Un autre grand séminariste est présent mais il est
vraiment dans la nef, non visible – il n’a mis que sa
croisette-. Il s’agit de « l’abbé » Léon-Paul Mbikila
Mavinga, d’heureuse mémoire. Il venait de terminer la
théologie à Jean XXIII. Venu le moment de la communion,
l’abbé président, une fois communié aux deux espèces,
remet les ciboires aux deux jeunes séminaristes en
ministère et lui regagne son siège de présidence. Aussitôt
l’abbé curé Pierre retire le ciboire au jeune philosophe et
fais signe à son vicaire de se lever et lui le remet pour
aller distribuer la communion. Cet acte suscite un tollé
dans l’Église mais tout se passe bien et la messe se
termine sans problème. Aussitôt sortis, et comme le
voulait la tradition, le cortège de petits séminaristes, se
rendit à la curé saluer le vénérable curé et les autres
prêtres. Le théologien Pierre profita pour nous instruire
tous :
« Je n’ai pas voulu que Pamphile distribue la communion
car il n’est qu’un pieux laïc. Quant à José-Claude, j’ai
toléré. Le seul habileté à le faire est Léon-Paul ». A
l’époque, je ne sais pas quels sentiments éprouvait
« l’abbé Pakan » ? Nous n’y comprenions rien. C’est bien
après seulement et surtout en ces moments précis en
nous appliquant à l’étude systématique des normes
liturgiques que nous y percevions quelque chose.( Lire à
ce propos les rubriques dans des différents missels
Romains , la Présentation générale du Missel Romain,
L’instruction Redemptionis sacramentum…)
- Une autre fois encore, toujours dans l’ancienne Église.
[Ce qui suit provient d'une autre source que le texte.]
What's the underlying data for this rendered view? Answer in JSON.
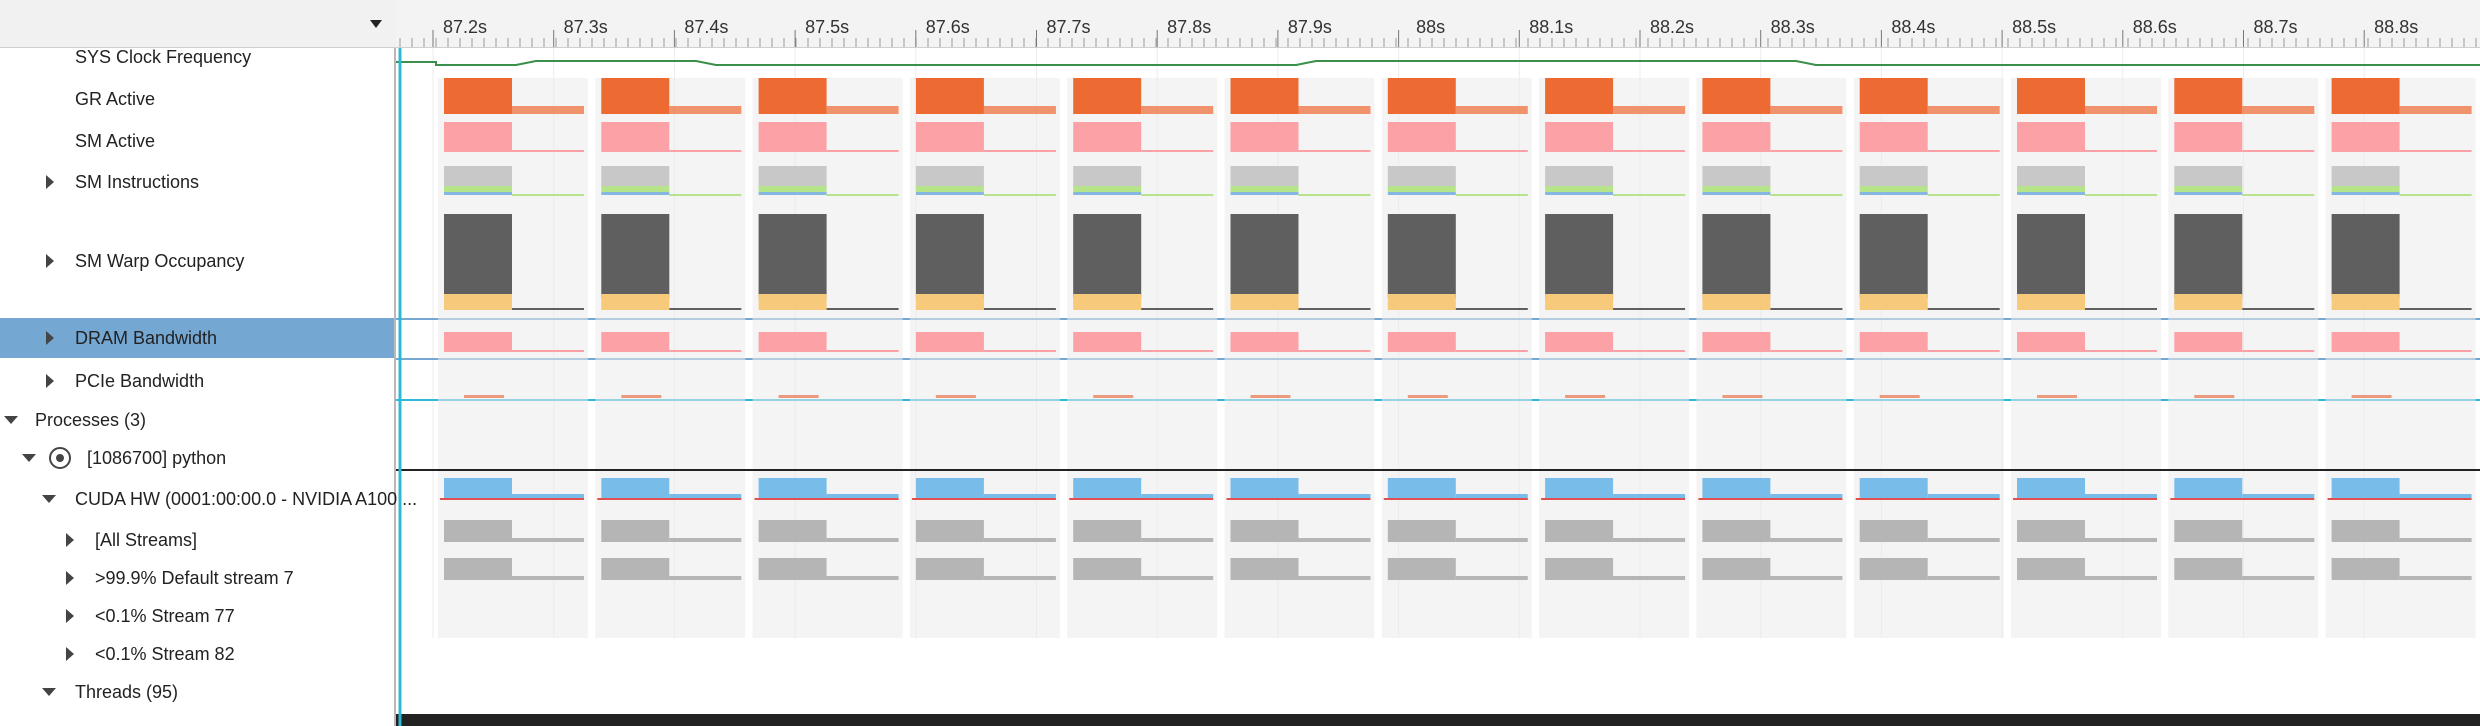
{
  "timeline": {
    "tick_labels": [
      "87.2s",
      "87.3s",
      "87.4s",
      "87.5s",
      "87.6s",
      "87.7s",
      "87.8s",
      "87.9s",
      "88s",
      "88.1s",
      "88.2s",
      "88.3s",
      "88.4s",
      "88.5s",
      "88.6s",
      "88.7s",
      "88.8s"
    ],
    "pulse_starts": [
      0.02,
      0.095,
      0.17,
      0.247,
      0.322,
      0.398,
      0.472,
      0.548,
      0.621,
      0.696,
      0.777,
      0.853,
      0.927,
      1.002,
      1.078,
      1.152,
      1.225
    ],
    "colors": {
      "clock": "#3a8f4a",
      "gr_active": "#ee6a33",
      "sm_active": "#fca1a6",
      "sm_instructions_gray": "#c8c8c8",
      "sm_instructions_green": "#b6e48a",
      "sm_instructions_blue": "#86b7e0",
      "warp_dark": "#5f5f5f",
      "warp_yellow": "#f7c97a",
      "dram": "#fca1a6",
      "cuda_blue": "#78bde9",
      "kernel_gray": "#b5b5b5",
      "background_band": "#ebebeb",
      "selection": "#74a7d2",
      "cursor": "#2fb7d8"
    }
  },
  "rows": [
    {
      "label": "SYS Clock Frequency",
      "expander": "none"
    },
    {
      "label": "GR Active",
      "expander": "none"
    },
    {
      "label": "SM Active",
      "expander": "none"
    },
    {
      "label": "SM Instructions",
      "expander": "collapsed"
    },
    {
      "label": "SM Warp Occupancy",
      "expander": "collapsed"
    },
    {
      "label": "DRAM Bandwidth",
      "expander": "collapsed",
      "selected": true
    },
    {
      "label": "PCIe Bandwidth",
      "expander": "collapsed"
    },
    {
      "label": "Processes (3)",
      "expander": "expanded"
    },
    {
      "label": "[1086700] python",
      "expander": "expanded"
    },
    {
      "label": "CUDA HW (0001:00:00.0 - NVIDIA A100 ...",
      "expander": "expanded"
    },
    {
      "label": "[All Streams]",
      "expander": "collapsed"
    },
    {
      "label": ">99.9% Default stream 7",
      "expander": "collapsed"
    },
    {
      "label": "<0.1% Stream 77",
      "expander": "collapsed"
    },
    {
      "label": "<0.1% Stream 82",
      "expander": "collapsed"
    },
    {
      "label": "Threads (95)",
      "expander": "expanded"
    }
  ]
}
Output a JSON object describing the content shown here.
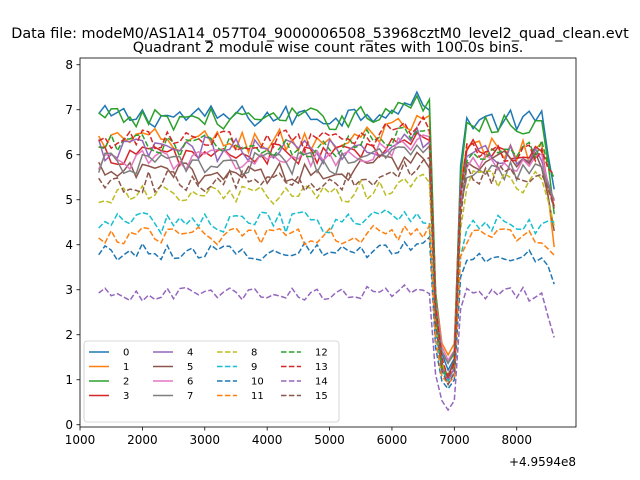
{
  "chart_data": {
    "type": "line",
    "suptitle": "Data file: modeM0/AS1A14_057T04_9000006508_53968cztM0_level2_quad_clean.evt",
    "title": "Quadrant 2 module wise count rates with 100.0s bins.",
    "xlabel": "",
    "ylabel": "",
    "x_offset_label": "+4.9594e8",
    "xlim": [
      1000,
      8950
    ],
    "ylim": [
      -0.05,
      8.15
    ],
    "xticks": [
      1000,
      2000,
      3000,
      4000,
      5000,
      6000,
      7000,
      8000
    ],
    "xtick_labels": [
      "1000",
      "2000",
      "3000",
      "4000",
      "5000",
      "6000",
      "7000",
      "8000"
    ],
    "yticks": [
      0,
      1,
      2,
      3,
      4,
      5,
      6,
      7,
      8
    ],
    "ytick_labels": [
      "0",
      "1",
      "2",
      "3",
      "4",
      "5",
      "6",
      "7",
      "8"
    ],
    "x_start": 1300,
    "x_step": 100,
    "dip_center": 6900,
    "legend": {
      "placement": "lower-left",
      "columns": 4
    },
    "series": [
      {
        "name": "0",
        "color": "#1f77b4",
        "style": "solid",
        "level": 6.85,
        "dip_min": 1.2,
        "late_level": 6.75,
        "late_end": 5.2,
        "noise": 0.25
      },
      {
        "name": "1",
        "color": "#ff7f0e",
        "style": "solid",
        "level": 6.3,
        "dip_min": 1.5,
        "late_level": 6.1,
        "late_end": 4.0,
        "noise": 0.3
      },
      {
        "name": "2",
        "color": "#2ca02c",
        "style": "solid",
        "level": 6.8,
        "dip_min": 1.3,
        "late_level": 6.7,
        "late_end": 4.8,
        "noise": 0.25
      },
      {
        "name": "3",
        "color": "#d62728",
        "style": "solid",
        "level": 6.0,
        "dip_min": 1.1,
        "late_level": 6.1,
        "late_end": 4.8,
        "noise": 0.25
      },
      {
        "name": "4",
        "color": "#9467bd",
        "style": "solid",
        "level": 6.1,
        "dip_min": 1.0,
        "late_level": 6.0,
        "late_end": 5.0,
        "noise": 0.3
      },
      {
        "name": "5",
        "color": "#8c564b",
        "style": "solid",
        "level": 5.6,
        "dip_min": 1.1,
        "late_level": 5.9,
        "late_end": 4.4,
        "noise": 0.25
      },
      {
        "name": "6",
        "color": "#e377c2",
        "style": "solid",
        "level": 5.9,
        "dip_min": 1.4,
        "late_level": 5.8,
        "late_end": 4.9,
        "noise": 0.25
      },
      {
        "name": "7",
        "color": "#7f7f7f",
        "style": "solid",
        "level": 5.8,
        "dip_min": 1.3,
        "late_level": 5.6,
        "late_end": 5.0,
        "noise": 0.25
      },
      {
        "name": "8",
        "color": "#bcbd22",
        "style": "dashed",
        "level": 5.1,
        "dip_min": 1.1,
        "late_level": 5.4,
        "late_end": 4.5,
        "noise": 0.25
      },
      {
        "name": "9",
        "color": "#17becf",
        "style": "dashed",
        "level": 4.5,
        "dip_min": 1.0,
        "late_level": 4.5,
        "late_end": 4.4,
        "noise": 0.25
      },
      {
        "name": "10",
        "color": "#1f77b4",
        "style": "dashed",
        "level": 3.85,
        "dip_min": 0.8,
        "late_level": 3.8,
        "late_end": 3.1,
        "noise": 0.2
      },
      {
        "name": "11",
        "color": "#ff7f0e",
        "style": "dashed",
        "level": 4.2,
        "dip_min": 0.9,
        "late_level": 4.2,
        "late_end": 3.8,
        "noise": 0.2
      },
      {
        "name": "12",
        "color": "#2ca02c",
        "style": "dashed",
        "level": 6.2,
        "dip_min": 1.0,
        "late_level": 6.1,
        "late_end": 5.6,
        "noise": 0.25
      },
      {
        "name": "13",
        "color": "#d62728",
        "style": "dashed",
        "level": 6.3,
        "dip_min": 1.1,
        "late_level": 6.0,
        "late_end": 5.5,
        "noise": 0.25
      },
      {
        "name": "14",
        "color": "#9467bd",
        "style": "dashed",
        "level": 2.9,
        "dip_min": 0.35,
        "late_level": 2.9,
        "late_end": 1.95,
        "noise": 0.15
      },
      {
        "name": "15",
        "color": "#8c564b",
        "style": "dashed",
        "level": 5.4,
        "dip_min": 0.9,
        "late_level": 5.6,
        "late_end": 4.9,
        "noise": 0.25
      }
    ]
  }
}
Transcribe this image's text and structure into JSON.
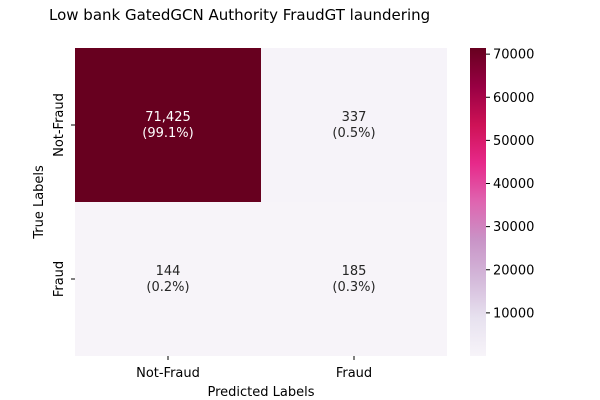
{
  "chart_data": {
    "type": "heatmap",
    "title": "Low bank GatedGCN Authority FraudGT laundering",
    "xlabel": "Predicted Labels",
    "ylabel": "True Labels",
    "x_categories": [
      "Not-Fraud",
      "Fraud"
    ],
    "y_categories": [
      "Not-Fraud",
      "Fraud"
    ],
    "values": [
      [
        71425,
        337
      ],
      [
        144,
        185
      ]
    ],
    "cell_labels": [
      [
        [
          "71,425",
          "(99.1%)"
        ],
        [
          "337",
          "(0.5%)"
        ]
      ],
      [
        [
          "144",
          "(0.2%)"
        ],
        [
          "185",
          "(0.3%)"
        ]
      ]
    ],
    "colorbar": {
      "min": 0,
      "max": 71425,
      "ticks": [
        10000,
        20000,
        30000,
        40000,
        50000,
        60000,
        70000
      ],
      "colormap": [
        "#f7f4f9",
        "#e7e1ef",
        "#d4b9da",
        "#c994c7",
        "#df65b0",
        "#e7298a",
        "#ce1256",
        "#980043",
        "#67001f"
      ]
    },
    "grid": false
  }
}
C’était lui-même qui présidait. Une chorale (dont je tais le
nom) entonna le chant d’entrée. C’était exactement Aaa
Mfumu nge ikele ya kusonga mpe banzengolo, banzengolo
ya nge ya ke ya kusonga. La chorale avait tellement
prolongé le chant que l’Abbé président n’a pas hésité de
commencer la messe par le signe de croix : Na zina… et
toute l’assemblée répondit. La chorale reçut sur place sa
leçon de ne pas tirer les chants en longueur, surtout que
l’abbé en avait déjà parlé il y a à peine quelques
semaines.
- Je vois aussi l’abbé Pierre un dimanche expliquer dans
l’Église le sens du baiser de paix et comment cela devait
se réaliser.
Ces quelques exemples montrent à suffisance que l’Abbé
Pierre accordait beaucoup de sérieux aux célébrations.
Yawu yina Boma II vuandaka paruase mosi ya nginga na
yina me tadila mutindu ya kusambidila. Nani yina
vuandaka zona zanga misa ya mpipa ya Nowele to ya
Paska ke sadisa Abbé Maduka ? Nge meka zanga yawu
neti kuandi nge sambila ve mvula nionso ya mvimba.
Bosi diaka, na yina me tadila kubuongimina Ukaristia ya
santu na misa ya kilumbu ya tanu yantete ya ngonde,
nani lenda zimbana yawu ti Boma II vuandaka na kifulu
yannene. La célébration de l’adoration pour le premier
vendredi du mois paraissait comme une spécialité de
Boma II.
Kana Abbé Maduka ke sadisa misa, nge ke mona ti lokola
mutindu yankaka yawu me lutila. Na kumonaka mutindu
yina, mu zuaka lukanu ti mu meka kuma Nganga-
Nzambi, mu ke banda sambisilaka lokola yandi na Mgr
Joachim Mbadu. Effectivement, si l’Abbé Antoine Ngimbi
Phaka Nkub’meso, vicaire chez nous, jouant aussi à la
guitare, m’a lancé sur la voie de prêtre-chanteur ou
musicien, l’Abbé Pierre Maduka et Mgr Joachim Mbadu
ont éveillé ma soif de la pratique liturgique correcte et ont
aiguisé ma passion à l’art de bien célébrer.
Je suis convaincu que leur action en moi porte du fruit
aujourd’hui pour le bien de l’ensemble de tout le peuple
de Dieu qui est à Boma. Merci Monsieur l’Abbé Pierre,
Merci De Jeannot muana Kin. Ad multos annos.
Abbé Jean-Claude Diaki. Prêtre de Boma.